Changes to captus extract:

  • The weighted score wscore formula has been changed. The previous formula was simply the multiplication of score x coverage but it tended to favor coverage over identity as coverage increased. The new wscore is identity^N x coverage^(1/N) to progressively favor identity as it increases while progressively decreasing the influence of coverage as coverage increases. N can be changed in settings.py as WSCORE_EXP. The new wscore changes paralog ranking when many copies are recovered per locus (e.g. in polyploids). Thanks for the discussion and suggestions to Katharina Rambau (NTNU) and Elizabeth White (FLMNH).
  • --paralog_tolerance has been replaced by --paralog_identity_tolerance, --paralog_coverage_tolerance, and --paralog_depth_tolerance for more control over paralog rejection. For example, if one wants to only retain paralogs that are at least 50% as long as the best hit for a locus one can use --paralog_coverage_tolerance 0.5.
  • To match the logic of the new paralog tolerance parameters, the parameters --nuc_depth_tolerance, --ptd_depth_tolerance, --mit_depth_tolerance, and --dna_depth_tolerance have been changed to use a proportion too.
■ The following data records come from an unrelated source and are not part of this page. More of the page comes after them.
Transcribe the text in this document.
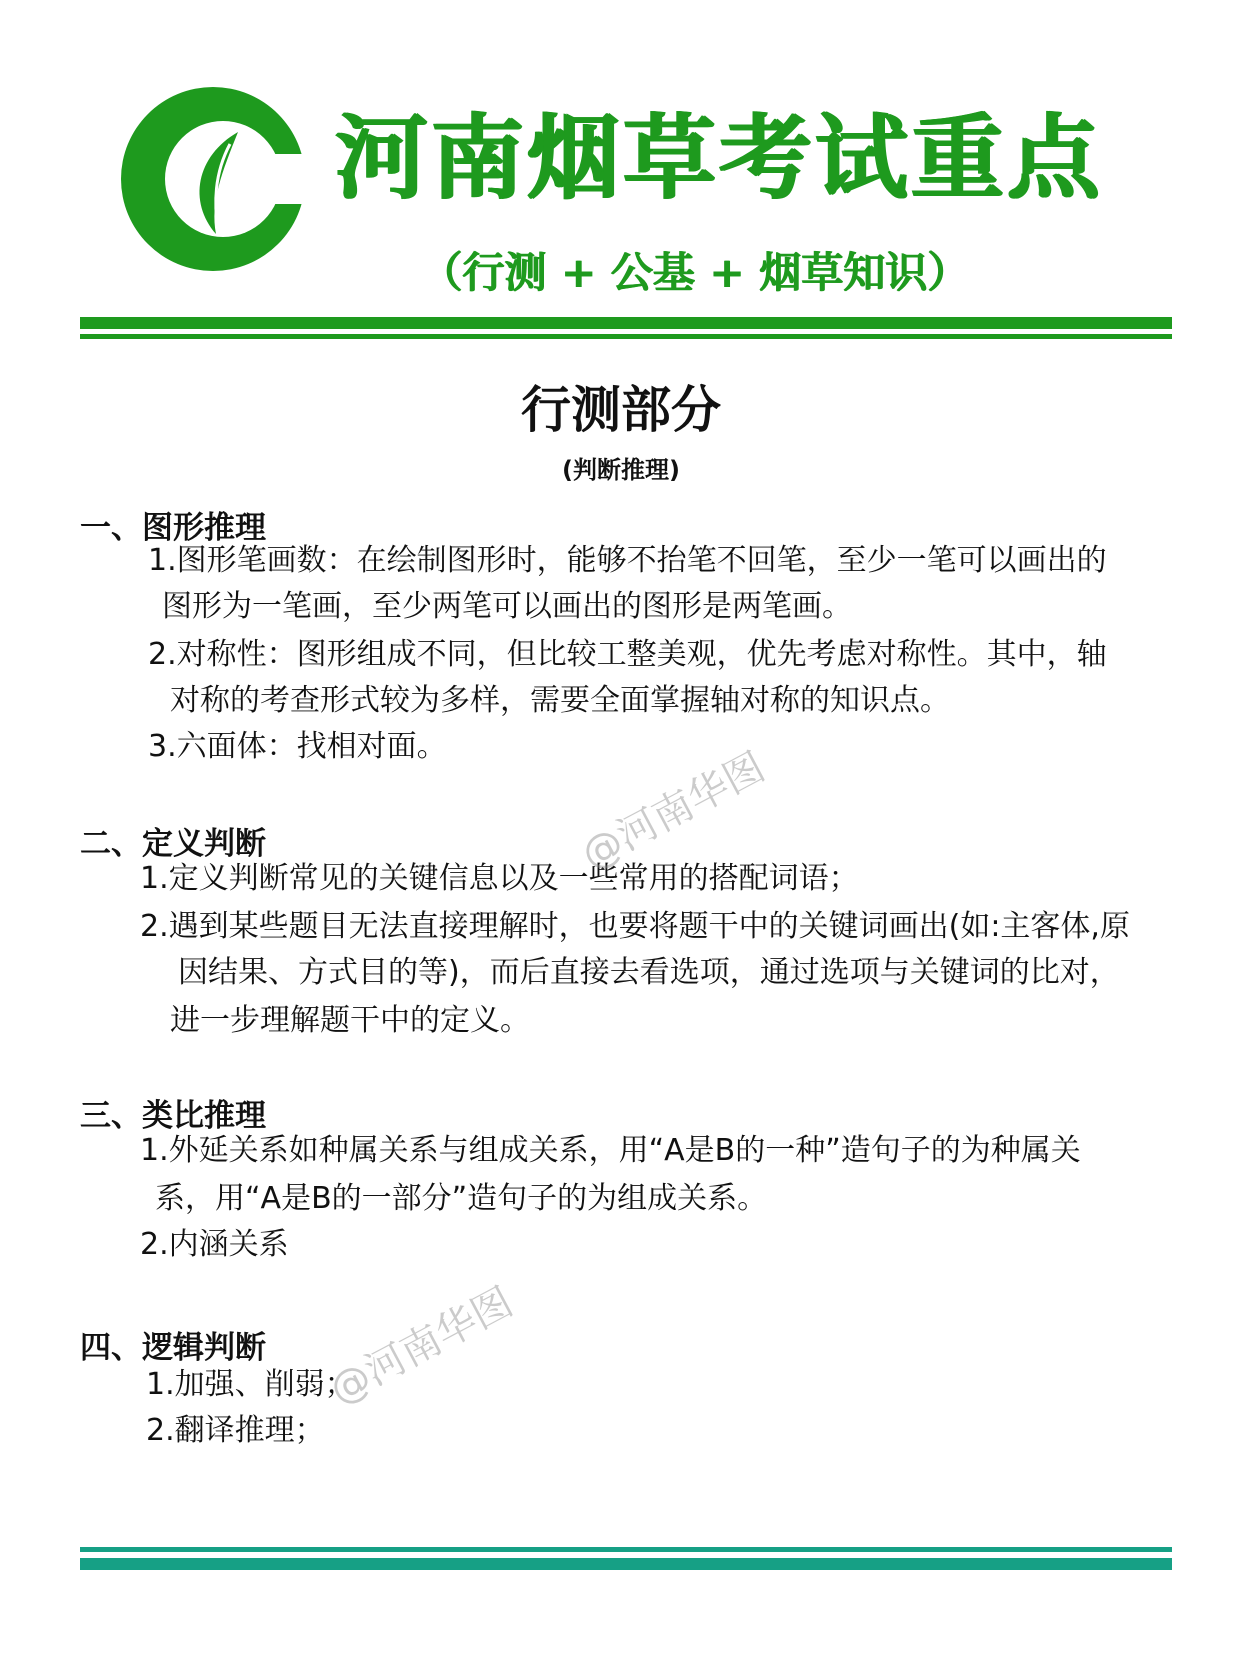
河南烟草考试重点
（行测 + 公基 + 烟草知识）
行测部分
(判断推理)
一、图形推理
1.图形笔画数：在绘制图形时，能够不抬笔不回笔，至少一笔可以画出的
图形为一笔画，至少两笔可以画出的图形是两笔画。
2.对称性：图形组成不同，但比较工整美观，优先考虑对称性。其中，轴
对称的考查形式较为多样，需要全面掌握轴对称的知识点。
3.六面体：找相对面。
二、定义判断
1.定义判断常见的关键信息以及一些常用的搭配词语；
2.遇到某些题目无法直接理解时，也要将题干中的关键词画出(如:主客体,原
因结果、方式目的等)，而后直接去看选项，通过选项与关键词的比对，
进一步理解题干中的定义。
三、类比推理
1.外延关系如种属关系与组成关系，用“A是B的一种”造句子的为种属关
系，用“A是B的一部分”造句子的为组成关系。
2.内涵关系
四、逻辑判断
1.加强、削弱；
2.翻译推理；
@河南华图
@河南华图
For example, if one wants to only use contigs for a nuclear locus that are at most half and order of magnitude as deep as the deepest contig in the locus one can use --nuc_depth_tolerance 0.5 instead of 2 as before.
  • [depth=XX.XX] has been added to extracted sequences descriptions and final GFFs when the original assembly contigs contain _cov_ in their headers.

Changes to captus align:

  • New MAFFT options are available: --mafft_unalignlevel and --mafft_leavegappyregion. If --mafft_unalignlevel is greater than 0 (recommended value 0.8) unrelated sequence segments are not aligned to exclude potentially contaminated sequence segments, now the trimming stage can remove those segments more efficiently. Consider using together with --mafft_leavegappyregion so gappy regions are not exhaustively aligned and therefore better detected and removed by the trimming stage. The method is described in https://doi.org/10.1093/bioinformatics/btw108. Thanks to Thomas Kiebacher (Naturkundemuseum Stuttgart) for the suggestion.
  • The untrimmed alignments that include the reference target sequences are kept by default, in case paralog filtration has to be repeated.
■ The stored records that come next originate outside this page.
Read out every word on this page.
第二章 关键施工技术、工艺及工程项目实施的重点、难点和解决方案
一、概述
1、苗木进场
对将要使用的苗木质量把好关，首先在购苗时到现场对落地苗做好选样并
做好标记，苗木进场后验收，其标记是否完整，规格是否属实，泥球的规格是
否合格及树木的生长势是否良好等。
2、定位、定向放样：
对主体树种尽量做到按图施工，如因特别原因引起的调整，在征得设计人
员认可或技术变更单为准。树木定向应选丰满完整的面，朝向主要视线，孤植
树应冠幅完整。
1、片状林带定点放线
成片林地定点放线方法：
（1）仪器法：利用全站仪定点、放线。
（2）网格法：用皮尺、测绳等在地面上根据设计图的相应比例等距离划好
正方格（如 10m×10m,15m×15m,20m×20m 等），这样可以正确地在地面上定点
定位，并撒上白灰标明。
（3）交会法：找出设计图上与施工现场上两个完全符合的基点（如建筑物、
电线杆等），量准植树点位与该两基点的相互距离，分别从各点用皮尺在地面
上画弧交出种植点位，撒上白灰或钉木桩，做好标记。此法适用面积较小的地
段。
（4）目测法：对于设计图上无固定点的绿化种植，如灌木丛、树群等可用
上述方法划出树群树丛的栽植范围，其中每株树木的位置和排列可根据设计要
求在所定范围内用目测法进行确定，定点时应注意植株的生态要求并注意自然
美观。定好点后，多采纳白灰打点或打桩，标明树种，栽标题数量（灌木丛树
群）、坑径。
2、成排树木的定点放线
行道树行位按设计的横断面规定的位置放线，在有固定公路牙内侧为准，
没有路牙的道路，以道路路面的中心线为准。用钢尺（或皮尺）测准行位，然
Changes to captusd cluster:

  • The option --align_singletons has been changed to --align_min_species to control the minimum species required in order to align a cluster.

Changes to phylo_commands:

  • Commands for IQ-TREE now include the option -czb by default, this collapses near zero length branches so the resolution of those clades is now handled by ASTRAL, use --force_bifurcating to disable it.
  • Ultrafast bootstraps are not calculated by default because they are usually not required for individual gene trees.